Epidermal Growth Factor Receptor Regulates Normal Urothelial Regeneration

• Published in: Laboratory investigation Vol. 83; no. 9; pp. 1333 - 1341
• Main Authors: Daher, Ahmad, de Boer, Willem I, El-Marjou, Ahmed, van der Kwast, Theodorus, Abbou, Claude C, Thiery, Jean-Paul, Radvanyi, François, Chopin, Dominique K
• Format: Journal Article
• Language: English
• Published: New York Elsevier Inc 01.09.2003; Nature Publishing Group US; Nature Publishing; Nature Publishing Group
• Subjects: Amphiregulin; Antibodies, Blocking - pharmacology; Biological and medical sciences; Blotting, Western; Bromodeoxyuridine - metabolism; Cell Division - drug effects; Cell Movement - drug effects; Cells, Cultured; DNA Primers - chemistry; EGF Family of Proteins; Epidermal Growth Factor - pharmacology; ErbB Receptors - genetics; ErbB Receptors - immunology; ErbB Receptors - metabolism; Glycoproteins - pharmacology; Heparin-binding EGF-like Growth Factor; Humans; Intercellular Signaling Peptides and Proteins - pharmacology; Laboratory Medicine; Medical sciences; Medicine; Medicine & Public Health; Nephrology. Urinary tract diseases; Pathology; Quinazolines; Regeneration - drug effects; Regeneration - physiology; Reverse Transcriptase Polymerase Chain Reaction; RNA, Messenger - metabolism; Time Factors; Transforming Growth Factor alpha - pharmacology; Tyrphostins - pharmacology; Urinary system involvement in other diseases. Miscellaneous; Urinary tract.

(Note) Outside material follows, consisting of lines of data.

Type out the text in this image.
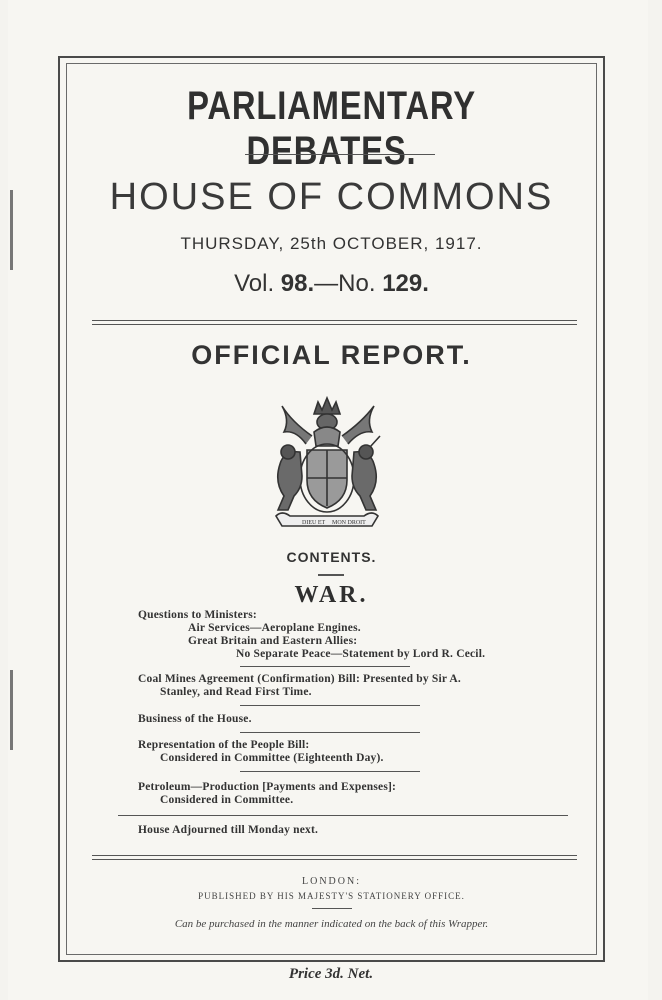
PARLIAMENTARY DEBATES.
HOUSE OF COMMONS
THURSDAY, 25th OCTOBER, 1917.
Vol. 98.—No. 129.
OFFICIAL REPORT.
DIEU ET MON DROIT
CONTENTS.
WAR.
Questions to Ministers:
Air Services—Aeroplane Engines.
Great Britain and Eastern Allies:
No Separate Peace—Statement by Lord R. Cecil.
Coal Mines Agreement (Confirmation) Bill: Presented by Sir A.
Stanley, and Read First Time.
Business of the House.
Representation of the People Bill:
Considered in Committee (Eighteenth Day).
Petroleum—Production [Payments and Expenses]:
Considered in Committee.
House Adjourned till Monday next.
LONDON:
PUBLISHED BY HIS MAJESTY'S STATIONERY OFFICE.
Can be purchased in the manner indicated on the back of this Wrapper.
Price 3d. Net.
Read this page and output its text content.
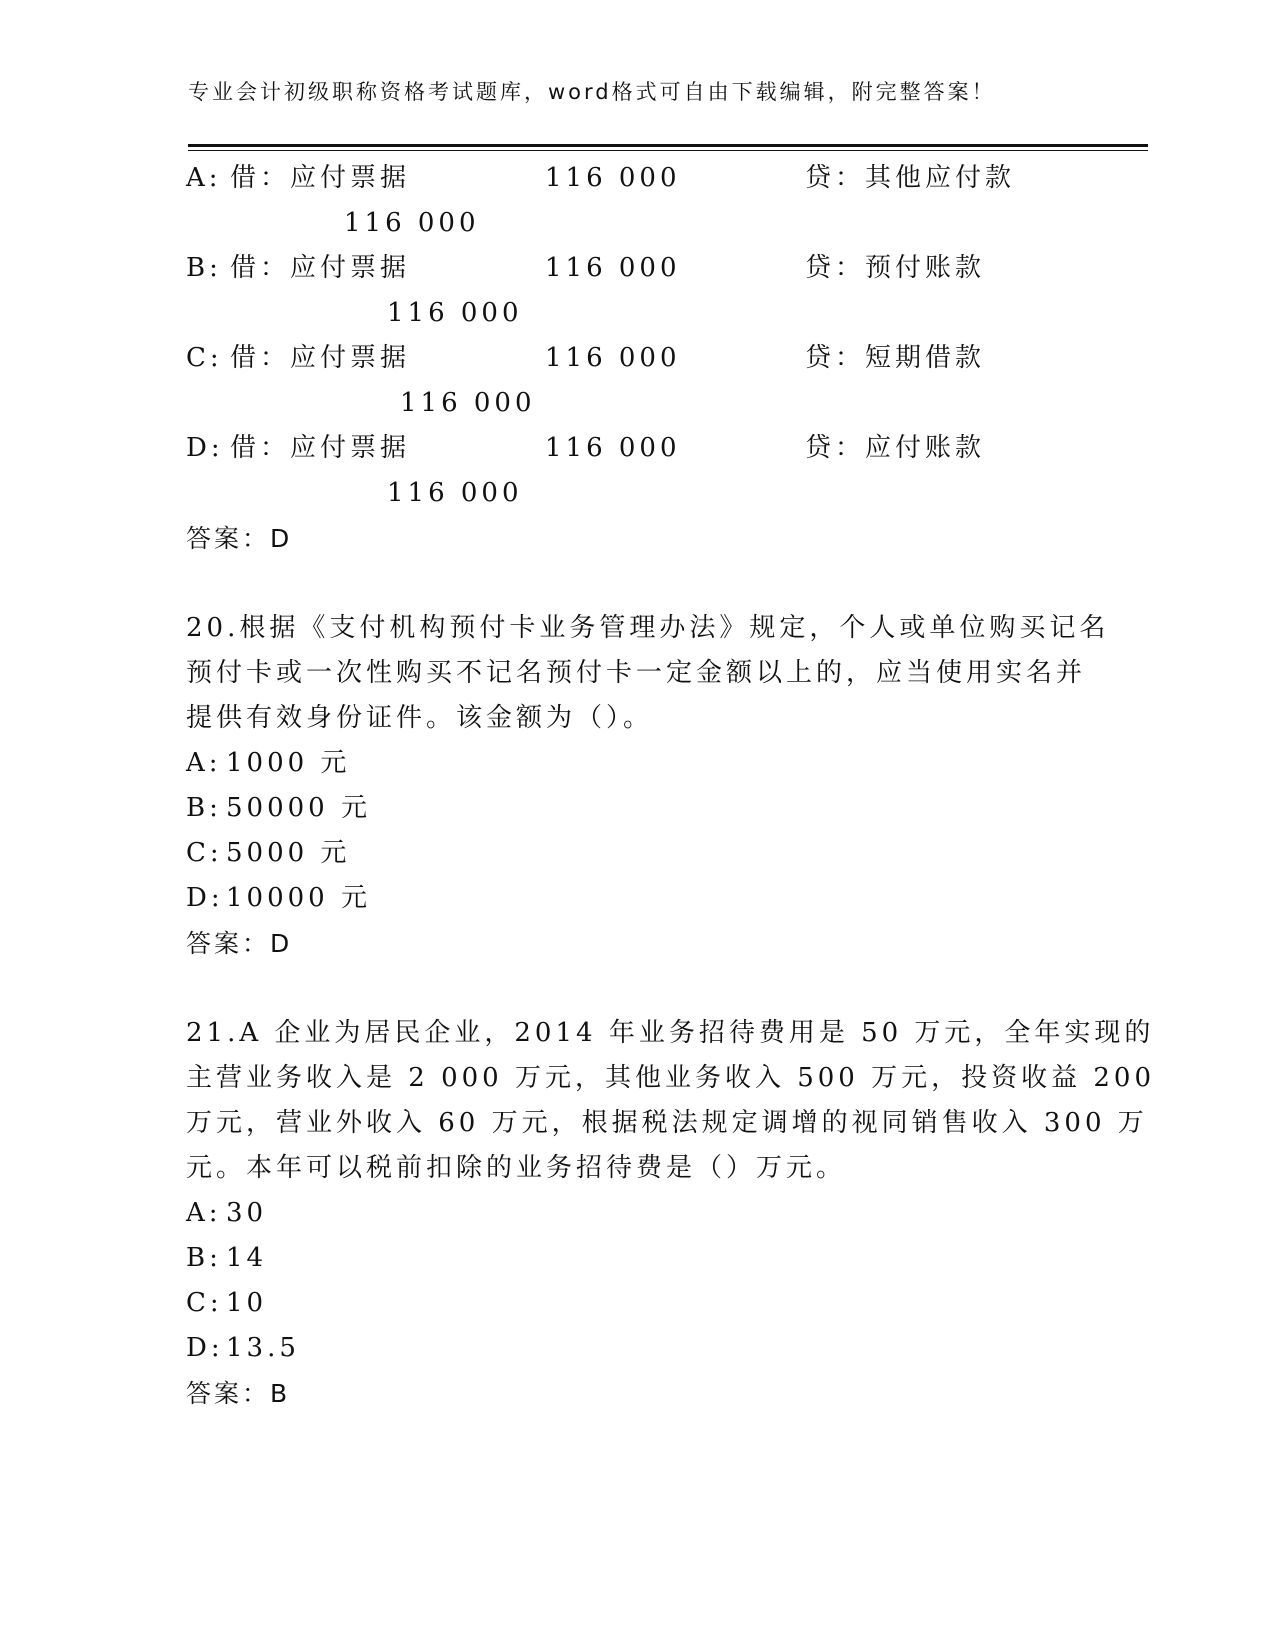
专业会计初级职称资格考试题库，word格式可自由下载编辑，附完整答案！
A: 借：应付票据	116 000	贷：其他应付款
116 000
B: 借：应付票据	116 000	贷：预付账款
116 000
C: 借：应付票据	116 000	贷：短期借款
116 000
D: 借：应付票据	116 000	贷：应付账款
116 000
答案：D
20.根据《支付机构预付卡业务管理办法》规定，个人或单位购买记名
预付卡或一次性购买不记名预付卡一定金额以上的，应当使用实名并
提供有效身份证件。该金额为（）。
A: 1000 元
B: 50000 元
C: 5000 元
D: 10000 元
答案：D
21.A 企业为居民企业，2014 年业务招待费用是 50 万元，全年实现的
主营业务收入是 2 000 万元，其他业务收入 500 万元，投资收益 200
万元，营业外收入 60 万元，根据税法规定调增的视同销售收入 300 万
元。本年可以税前扣除的业务招待费是（）万元。
A: 30
B: 14
C: 10
D: 13.5
答案：B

Prostate gland; Urothelium - drug effects; Urothelium - metabolism; Urothelium - pathology; Wound Healing - drug effects; Wound Healing - physiology; Cell proliferation; Human origin; Cell culture; Regeneration; Signal transduction; Urinary system disease; Epidermal growth factor; Lesion; Urinary tract; Epithelium; Biological receptor
• ISSN: 0023-6837; 1530-0307
• DOI: 10.1097/01.LAB.0000086380.23263.52

Members of the epidermal growth factor (EGF) family and their receptors are involved in many cellular processes, including proliferation, migration, and differentiation. We have previously reported that these growth factors are expressed and have specific regulatory functions in an organ-like culture model of normal human urothelial cells. Here, we used this model to investigate the involvement of EGF receptor (EGFR) in human urothelial regeneration. Three 4-mm-diameter damaged areas were made in confluent normal human urothelial cell cultures with a biopsy punch. Regeneration was measured, on fixed stained cultures, with an image analyzer, at 4, 24, and 48 hours after injury. Cell proliferation was assessed by 5-bromo-2-deoxyuridine incorporation. To identify EGF family factors potentially involved in the healing process, we studied the effect of these factors on damaged confluent cultures and the level of expression of mRNAs extracted from these cultures. EGFR inhibition of the proliferation and migration of urothelial cells was tested with (1) a specific tyrosine kinase inhibitor (AG1478) and (2) a blocking anti-EGFR antibody (LA22). Exogenously added amphiregulin, EGF, transforming growth factor-α and heparin-binding EGF (HB-EGF) stimulated urothelial regeneration. The damaged areas were repaired by regrowth within 48 hours. Both AG1478 and LA22 inhibited the repair (by 50% and 30%, respectively), as well as proliferation and migration. This regeneration was accompanied by increased HB-EGF mRNA expression in cultures of cells from four of six subjects, but no corresponding change in EGFR protein level was observed. These results indicate that the EGFR signaling pathway is involved in urothelial regeneration. Our data support an autocrine role of HB-EGF in this process and suggest that the EGFR pathway is a potential therapeutic target for modulating urothelial cell proliferation.